The project involves managing a database on an Azure server. Use the SQL language and the pgAdmin programm.
Instructions for creating an account and base with Microsoft Azure.
The creation of the Movielens database, which contains film descriptions and statistics. More specifically, there is a folder containing the codes of the sql tables, which receive data from the dataset folder. To process the Nested JSON of keyword.csv we created a file examine_keywords.py, where we split it into two different csv files: movie_keywords.csv (containing the movie - keywords dependency) and keywords.csv (containing the id - keyword dependency). Finally, the file examine_collection.py is for recording unique collections and avoiding duplicates.
Processing of the databases data using twelve sql queries stored in the corresponding sql file. Each query has a comment about its purpose. The Queries notes.txt contains information about the queries producers process.

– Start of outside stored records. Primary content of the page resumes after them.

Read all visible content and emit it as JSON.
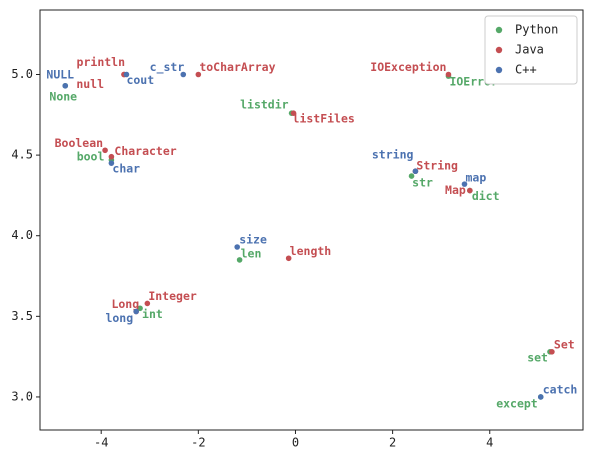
{
  "chart_data": {
    "type": "scatter",
    "xlim": [
      -5.26,
      5.92
    ],
    "ylim": [
      2.795,
      5.4
    ],
    "xticks": [
      -4,
      -2,
      0,
      2,
      4
    ],
    "yticks": [
      {
        "value": 3.0,
        "label": "3.0"
      },
      {
        "value": 3.5,
        "label": "3.5"
      },
      {
        "value": 4.0,
        "label": "4.0"
      },
      {
        "value": 4.5,
        "label": "4.5"
      },
      {
        "value": 5.0,
        "label": "5.0"
      }
    ],
    "legend": "upper right",
    "series": [
      {
        "name": "Python",
        "color": "#55a868",
        "labels": [
          "None",
          "bool",
          "str",
          "dict",
          "len",
          "int",
          "set",
          "except",
          "listdir",
          "IOError"
        ],
        "x": [
          -4.74,
          -3.79,
          2.39,
          3.59,
          -1.15,
          -3.2,
          5.24,
          5.05,
          -0.08,
          3.15
        ],
        "y": [
          4.93,
          4.47,
          4.37,
          4.28,
          3.85,
          3.55,
          3.28,
          3.0,
          4.76,
          4.99
        ]
      },
      {
        "name": "Java",
        "color": "#c44e52",
        "labels": [
          "println",
          "null",
          "toCharArray",
          "IOException",
          "listFiles",
          "Boolean",
          "Character",
          "String",
          "Map",
          "length",
          "Integer",
          "Long",
          "Set"
        ],
        "x": [
          -3.53,
          -3.53,
          -2.0,
          3.15,
          -0.04,
          -3.92,
          -3.79,
          2.47,
          3.59,
          -0.14,
          -3.05,
          -3.28,
          5.28
        ],
        "y": [
          5.0,
          5.0,
          5.0,
          5.0,
          4.76,
          4.53,
          4.49,
          4.4,
          4.28,
          3.86,
          3.58,
          3.53,
          3.28
        ]
      },
      {
        "name": "C++",
        "color": "#4c72b0",
        "labels": [
          "NULL",
          "cout",
          "c_str",
          "char",
          "string",
          "map",
          "size",
          "long",
          "catch"
        ],
        "x": [
          -4.74,
          -3.48,
          -2.31,
          -3.79,
          2.47,
          3.48,
          -1.2,
          -3.28,
          5.05
        ],
        "y": [
          4.93,
          5.0,
          5.0,
          4.45,
          4.4,
          4.32,
          3.93,
          3.53,
          3.0
        ]
      }
    ]
  }
}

Correcting the functional dependencies in the corresponding sql file, where we delete the actors that have above name or gender and restore the dependencies with the alter tables. Also the dependencies are reproduced in the er model.

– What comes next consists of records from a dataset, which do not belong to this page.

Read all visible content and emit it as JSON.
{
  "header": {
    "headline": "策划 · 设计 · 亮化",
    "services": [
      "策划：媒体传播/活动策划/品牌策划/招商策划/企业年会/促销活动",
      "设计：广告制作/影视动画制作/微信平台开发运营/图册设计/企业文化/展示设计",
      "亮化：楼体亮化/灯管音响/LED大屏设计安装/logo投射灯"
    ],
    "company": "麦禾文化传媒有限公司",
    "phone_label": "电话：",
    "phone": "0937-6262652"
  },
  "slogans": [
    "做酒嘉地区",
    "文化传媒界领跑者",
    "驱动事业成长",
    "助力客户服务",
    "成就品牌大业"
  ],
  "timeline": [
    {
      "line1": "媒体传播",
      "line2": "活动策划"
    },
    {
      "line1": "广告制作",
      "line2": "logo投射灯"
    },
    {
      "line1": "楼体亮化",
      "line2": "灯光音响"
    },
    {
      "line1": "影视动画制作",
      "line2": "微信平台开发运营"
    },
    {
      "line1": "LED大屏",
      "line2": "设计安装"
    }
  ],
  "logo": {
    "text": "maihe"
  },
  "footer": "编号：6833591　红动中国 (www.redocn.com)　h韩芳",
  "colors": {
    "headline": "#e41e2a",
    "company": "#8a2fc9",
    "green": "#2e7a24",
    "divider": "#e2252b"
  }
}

Reconfigure the database by creating an extra Person table, incorporating the Actor and CrewMember tables, in part1.sql, so that the database has the BCNF form. In part2.sql we have created three queries to see if we succeeded it. Again, we made an er model.
In the project we dealt with the creation of statistics through sql queries. In all the profiles we followed the following course of action:
- Executions the sql query
- Save the fetch in a row variable
- Create a corresponding number of tables, 2 if the layout is 2D and 3 if it is three-dimensional, so that we can store the output of the results of the variable rows.
- Store in numpy array format and put it as a parameter in the corresponding representation program.